Closed appunni-m closed 4 years ago
@appunni-dishq Thanks for using Sagemaker and providing us feedback. We kept the serving and training support together because the limitation of our current design. Our out of the box containers have training and serving functionalities bundles and it's awkward/impossible to use different containers for training and serving with our frond end tools including sagemaker-python-sdk and the aws console. That said it's not blocking us from separating the serving and training dependencies here. It's a good idea and we will consider this suggestion and keep you updated.

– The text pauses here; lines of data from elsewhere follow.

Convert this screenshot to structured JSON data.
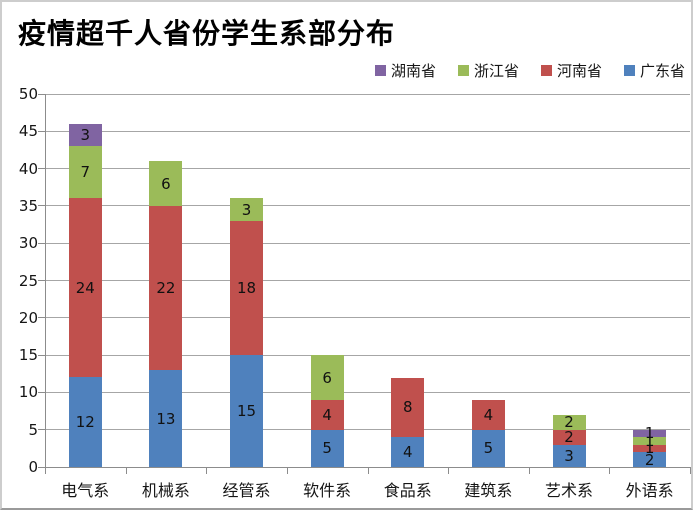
{
  "chart_data": {
    "type": "bar",
    "stacked": true,
    "title": "疫情超千人省份学生系部分布",
    "categories": [
      "电气系",
      "机械系",
      "经管系",
      "软件系",
      "食品系",
      "建筑系",
      "艺术系",
      "外语系"
    ],
    "series": [
      {
        "name": "广东省",
        "color": "#4F81BD",
        "values": [
          12,
          13,
          15,
          5,
          4,
          5,
          3,
          2
        ]
      },
      {
        "name": "河南省",
        "color": "#C0504D",
        "values": [
          24,
          22,
          18,
          4,
          8,
          4,
          2,
          1
        ]
      },
      {
        "name": "浙江省",
        "color": "#9BBB59",
        "values": [
          7,
          6,
          3,
          6,
          0,
          0,
          2,
          1
        ]
      },
      {
        "name": "湖南省",
        "color": "#8064A2",
        "values": [
          3,
          0,
          0,
          0,
          0,
          0,
          0,
          1
        ]
      }
    ],
    "totals": [
      46,
      41,
      36,
      15,
      12,
      9,
      7,
      5
    ],
    "legend": {
      "position": "top-right",
      "order": [
        "湖南省",
        "浙江省",
        "河南省",
        "广东省"
      ]
    },
    "xlabel": "",
    "ylabel": "",
    "ylim": [
      0,
      50
    ],
    "yticks": [
      0,
      5,
      10,
      15,
      20,
      25,
      30,
      35,
      40,
      45,
      50
    ],
    "grid": true,
    "data_labels": true,
    "colors": {
      "background": "#FFFFFF",
      "gridline": "#A6A6A6",
      "axis": "#8C8C8C",
      "text": "#151515"
    }
  }
}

As I went through the entire project, I understood the only thing it lacks is a proper documentation. I have already integrated this into our system. I am running inference code only from SageMaker currently. So I believe it has the potential to become a much bigger platform for serving machine learning models in production. I was surprised to see the gunicorn gevent implementation as I was earlier running single-threaded development Flask app in production. Dependency loading was the single most difficult thing I faced in making machine learning APIs. And you have solved it beautifully. I see a lot of potential in just the inference code as it is more important to be able to serve models in production than training and then deploying. I have abstracted away most of the code for creating ECR repository, creating versioning and deployment of endpoint and endpoint lifecycle management in my project. Which reduces cost as we are using these systems to calculate and store than actually serve to a frontend facing client.